Como descrever um dia que, de tão profundo e preenchido, parece um mês?

Começámos o dia a contemplar o mistério da assunção de Nossa Senhora, na Igreja da Dormição. Uma igreja lindíssima que nos ajuda a entrar na história de Maria. Foi bonito perceber que é descendo ao mais profundo daquele lugar que, encontrando uma imagem de Maria adormecida, tocamos na sua extrema humanidade que é, ao mesmo tempo, o momento em que se parece mais com Deus. Mesmo ao lado deste lugar encontramos a sala que guarda a memória da Última Ceia. Talvez o sítio mais simples que visitámos. Tocou-me que um dos únicos pormenores daquela sala sejam pequenas e discretas imagens de pelicanos que nos ajudam a lembrar a entrega de Jesus naquele lugar. Logo de seguida, a poucos metros, numa Igreja franciscana, celebrámos o momento que estivemos a recordar. Vimos ainda nessa manhã o local da traição de Pedro, junto às escadas por onde o Senhor passou. Foram duas imagens extremamente fortes, a nossa identificação com o discípulo e a contemplação do caminho de entrega de Jesus. Antes do almoço fomos visitar a maquete de Jerusalém há 2000 anos atrás, que nos ajudou a reorganizar a geografia da cidade.

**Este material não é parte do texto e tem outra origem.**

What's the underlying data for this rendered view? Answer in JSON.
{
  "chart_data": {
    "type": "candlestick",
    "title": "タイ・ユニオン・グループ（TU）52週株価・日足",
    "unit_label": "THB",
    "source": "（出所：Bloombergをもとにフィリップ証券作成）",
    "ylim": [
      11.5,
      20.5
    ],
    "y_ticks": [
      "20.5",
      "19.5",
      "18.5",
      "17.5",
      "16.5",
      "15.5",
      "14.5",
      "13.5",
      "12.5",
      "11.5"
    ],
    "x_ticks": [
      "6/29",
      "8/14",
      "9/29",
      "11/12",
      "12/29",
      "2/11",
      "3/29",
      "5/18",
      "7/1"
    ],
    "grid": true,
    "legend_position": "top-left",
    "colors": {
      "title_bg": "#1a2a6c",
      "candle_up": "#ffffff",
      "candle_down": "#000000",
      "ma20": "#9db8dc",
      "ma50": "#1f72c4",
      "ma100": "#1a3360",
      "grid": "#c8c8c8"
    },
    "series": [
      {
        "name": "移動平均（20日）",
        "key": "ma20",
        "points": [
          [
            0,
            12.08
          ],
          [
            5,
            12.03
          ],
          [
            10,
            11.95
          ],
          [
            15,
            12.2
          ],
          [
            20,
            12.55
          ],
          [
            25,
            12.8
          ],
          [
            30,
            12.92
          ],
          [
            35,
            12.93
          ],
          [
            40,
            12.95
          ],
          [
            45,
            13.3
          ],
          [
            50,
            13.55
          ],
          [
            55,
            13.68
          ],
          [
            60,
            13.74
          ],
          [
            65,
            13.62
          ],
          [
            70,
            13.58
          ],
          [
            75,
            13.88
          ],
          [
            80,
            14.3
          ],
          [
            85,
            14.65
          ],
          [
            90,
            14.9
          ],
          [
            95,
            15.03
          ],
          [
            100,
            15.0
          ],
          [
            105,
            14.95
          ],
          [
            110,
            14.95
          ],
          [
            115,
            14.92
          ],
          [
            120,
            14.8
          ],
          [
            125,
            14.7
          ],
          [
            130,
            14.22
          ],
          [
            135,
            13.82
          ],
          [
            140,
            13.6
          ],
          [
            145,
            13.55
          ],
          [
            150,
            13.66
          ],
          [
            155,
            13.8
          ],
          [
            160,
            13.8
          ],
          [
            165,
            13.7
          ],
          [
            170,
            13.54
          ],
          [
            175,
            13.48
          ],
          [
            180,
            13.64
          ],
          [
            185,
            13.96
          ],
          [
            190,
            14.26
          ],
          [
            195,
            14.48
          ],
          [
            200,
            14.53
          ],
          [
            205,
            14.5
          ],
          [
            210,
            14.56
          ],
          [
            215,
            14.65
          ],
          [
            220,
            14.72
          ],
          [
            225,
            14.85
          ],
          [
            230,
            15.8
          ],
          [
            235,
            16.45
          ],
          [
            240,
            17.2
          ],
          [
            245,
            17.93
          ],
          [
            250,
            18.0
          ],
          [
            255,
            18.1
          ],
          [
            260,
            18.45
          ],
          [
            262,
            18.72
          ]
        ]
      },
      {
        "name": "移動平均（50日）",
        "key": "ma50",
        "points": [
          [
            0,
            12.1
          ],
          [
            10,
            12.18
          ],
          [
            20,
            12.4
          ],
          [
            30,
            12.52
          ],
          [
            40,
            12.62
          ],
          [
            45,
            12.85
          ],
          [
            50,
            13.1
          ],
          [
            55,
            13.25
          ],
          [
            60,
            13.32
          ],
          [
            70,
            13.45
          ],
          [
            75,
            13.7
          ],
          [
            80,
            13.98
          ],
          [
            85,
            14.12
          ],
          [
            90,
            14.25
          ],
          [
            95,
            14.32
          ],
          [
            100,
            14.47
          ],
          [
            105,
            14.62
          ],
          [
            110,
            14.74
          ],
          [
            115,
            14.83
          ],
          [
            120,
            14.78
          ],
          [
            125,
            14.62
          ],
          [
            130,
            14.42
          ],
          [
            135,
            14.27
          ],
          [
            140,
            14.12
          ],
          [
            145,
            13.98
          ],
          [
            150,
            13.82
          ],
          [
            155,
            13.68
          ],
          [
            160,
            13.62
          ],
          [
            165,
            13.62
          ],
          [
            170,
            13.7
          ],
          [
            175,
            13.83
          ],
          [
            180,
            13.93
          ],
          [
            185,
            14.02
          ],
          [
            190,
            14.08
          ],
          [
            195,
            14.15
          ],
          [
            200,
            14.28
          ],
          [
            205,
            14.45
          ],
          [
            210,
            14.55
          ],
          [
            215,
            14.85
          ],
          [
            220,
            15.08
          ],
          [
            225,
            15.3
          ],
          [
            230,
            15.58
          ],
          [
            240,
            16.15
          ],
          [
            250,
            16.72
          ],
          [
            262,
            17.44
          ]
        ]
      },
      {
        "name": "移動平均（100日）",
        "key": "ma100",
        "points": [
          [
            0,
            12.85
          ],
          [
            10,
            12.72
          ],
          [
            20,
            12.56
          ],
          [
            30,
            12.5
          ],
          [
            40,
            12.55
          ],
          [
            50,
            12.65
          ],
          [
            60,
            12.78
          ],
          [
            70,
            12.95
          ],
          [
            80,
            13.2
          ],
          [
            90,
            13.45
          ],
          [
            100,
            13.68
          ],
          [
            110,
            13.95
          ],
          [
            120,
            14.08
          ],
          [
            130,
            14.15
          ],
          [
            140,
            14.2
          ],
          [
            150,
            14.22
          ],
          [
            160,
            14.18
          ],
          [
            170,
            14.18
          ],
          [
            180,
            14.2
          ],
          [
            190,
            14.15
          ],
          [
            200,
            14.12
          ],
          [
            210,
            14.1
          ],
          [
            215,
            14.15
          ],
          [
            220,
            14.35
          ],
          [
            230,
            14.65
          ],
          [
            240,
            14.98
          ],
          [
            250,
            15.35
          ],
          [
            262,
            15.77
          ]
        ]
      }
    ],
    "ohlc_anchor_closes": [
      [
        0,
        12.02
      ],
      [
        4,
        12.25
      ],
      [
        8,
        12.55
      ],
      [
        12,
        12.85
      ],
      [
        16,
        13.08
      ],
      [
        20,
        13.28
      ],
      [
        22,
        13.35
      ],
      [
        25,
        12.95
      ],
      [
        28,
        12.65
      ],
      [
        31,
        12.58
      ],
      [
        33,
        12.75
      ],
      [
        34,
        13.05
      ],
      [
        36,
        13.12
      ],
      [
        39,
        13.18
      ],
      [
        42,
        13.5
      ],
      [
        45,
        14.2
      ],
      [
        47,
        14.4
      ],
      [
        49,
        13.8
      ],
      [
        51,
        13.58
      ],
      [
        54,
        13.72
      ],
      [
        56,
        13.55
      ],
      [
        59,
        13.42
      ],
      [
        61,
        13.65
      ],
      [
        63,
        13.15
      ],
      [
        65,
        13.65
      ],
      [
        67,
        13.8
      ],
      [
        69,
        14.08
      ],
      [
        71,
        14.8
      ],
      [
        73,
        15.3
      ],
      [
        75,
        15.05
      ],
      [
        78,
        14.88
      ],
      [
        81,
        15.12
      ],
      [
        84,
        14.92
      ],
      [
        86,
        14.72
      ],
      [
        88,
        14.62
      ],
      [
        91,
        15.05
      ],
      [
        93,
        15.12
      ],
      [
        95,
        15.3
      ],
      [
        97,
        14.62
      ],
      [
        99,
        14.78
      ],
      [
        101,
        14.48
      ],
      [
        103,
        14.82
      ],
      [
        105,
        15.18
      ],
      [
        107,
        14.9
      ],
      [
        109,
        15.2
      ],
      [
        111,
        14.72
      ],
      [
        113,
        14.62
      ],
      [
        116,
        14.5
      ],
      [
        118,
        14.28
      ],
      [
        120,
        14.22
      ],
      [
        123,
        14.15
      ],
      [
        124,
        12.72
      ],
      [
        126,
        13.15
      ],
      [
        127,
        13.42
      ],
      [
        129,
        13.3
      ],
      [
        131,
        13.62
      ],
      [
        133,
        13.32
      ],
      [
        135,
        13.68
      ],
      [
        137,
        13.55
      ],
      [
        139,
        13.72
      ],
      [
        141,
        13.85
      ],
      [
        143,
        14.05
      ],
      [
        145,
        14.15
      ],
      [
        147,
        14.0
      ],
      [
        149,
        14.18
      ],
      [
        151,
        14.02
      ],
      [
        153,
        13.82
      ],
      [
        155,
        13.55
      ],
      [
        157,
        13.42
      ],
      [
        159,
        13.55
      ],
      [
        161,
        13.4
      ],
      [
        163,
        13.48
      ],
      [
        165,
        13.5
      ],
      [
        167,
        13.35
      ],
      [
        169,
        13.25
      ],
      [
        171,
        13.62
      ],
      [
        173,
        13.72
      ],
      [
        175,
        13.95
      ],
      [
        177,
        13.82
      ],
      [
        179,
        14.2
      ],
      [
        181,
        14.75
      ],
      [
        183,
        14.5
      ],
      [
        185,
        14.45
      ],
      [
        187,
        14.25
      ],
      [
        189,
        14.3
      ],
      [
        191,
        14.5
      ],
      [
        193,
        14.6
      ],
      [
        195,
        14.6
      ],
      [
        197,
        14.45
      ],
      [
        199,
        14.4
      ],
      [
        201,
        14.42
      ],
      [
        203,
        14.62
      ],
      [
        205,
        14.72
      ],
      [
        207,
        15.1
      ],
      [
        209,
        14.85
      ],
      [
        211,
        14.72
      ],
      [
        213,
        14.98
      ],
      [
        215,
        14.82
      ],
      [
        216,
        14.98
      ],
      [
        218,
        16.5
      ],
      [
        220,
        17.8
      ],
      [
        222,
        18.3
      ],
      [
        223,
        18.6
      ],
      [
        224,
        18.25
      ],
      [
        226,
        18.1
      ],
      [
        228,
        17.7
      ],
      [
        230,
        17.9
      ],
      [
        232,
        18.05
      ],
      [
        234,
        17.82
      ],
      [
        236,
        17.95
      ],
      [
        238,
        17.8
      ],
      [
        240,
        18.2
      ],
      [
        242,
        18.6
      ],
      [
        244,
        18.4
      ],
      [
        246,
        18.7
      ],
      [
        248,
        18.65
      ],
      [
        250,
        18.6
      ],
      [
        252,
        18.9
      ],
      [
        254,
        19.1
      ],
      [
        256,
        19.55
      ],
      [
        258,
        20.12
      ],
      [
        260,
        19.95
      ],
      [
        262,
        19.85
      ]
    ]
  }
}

A nossa tarde foi passada no Monte das Oliveiras. Visitámos o memorial da Ascenção; a Gruta do Pater Noster, onde recordamos a oração do Pai Nosso na língua e no local onde o Senhor o ensinou aos discípulos; a capela de DominusFlevit, com uma vista incrível sobre Jesuralém, que nos dá a sensação de a estar a ver através dos olhos do próprio Jesus; o Horto das Oliveiras e a Igreja da Agonia, que guarda a rocha onde rezou na noite da sua prisão e ainda uma Igreja ortodoxa que a tradição cristã identifica com o túmulo de Maria.

Nessa noite tivemos a graça de voltar à capela onde o Senhor chorou, para um momento de oração. Poder encontrar Jesus naquela noite, num sítio que nos fala tanto do que sentiu, do que pensou, do que viveu, foi um dos momentos mais especiais de toda a viagem.

Foi uma viagem incrível, numa cidade profundamente enigmática, cheia de simbolismo e espiritualidades. É bonito ver que uma terra com tantos contrastes é também um sinal tão universal da presença de Deus. É fácil julgar a aparência dos lugares, a diferença dos rituais, o exagero de algumas decorações. Mas olhando para a nossa Jerusalém interna, percebemos que esta cidade é uma excelente metáfora daquilo que fazemos com os locais onde Jesus encarna na nossa história. Esta viagem ajudou a perceber que só o Senhor, com tempo, conseguirá ajudar-nos a ir dando a volta interna de que necessitamos para O reconhecermos nas Terras Santas da nossa vida.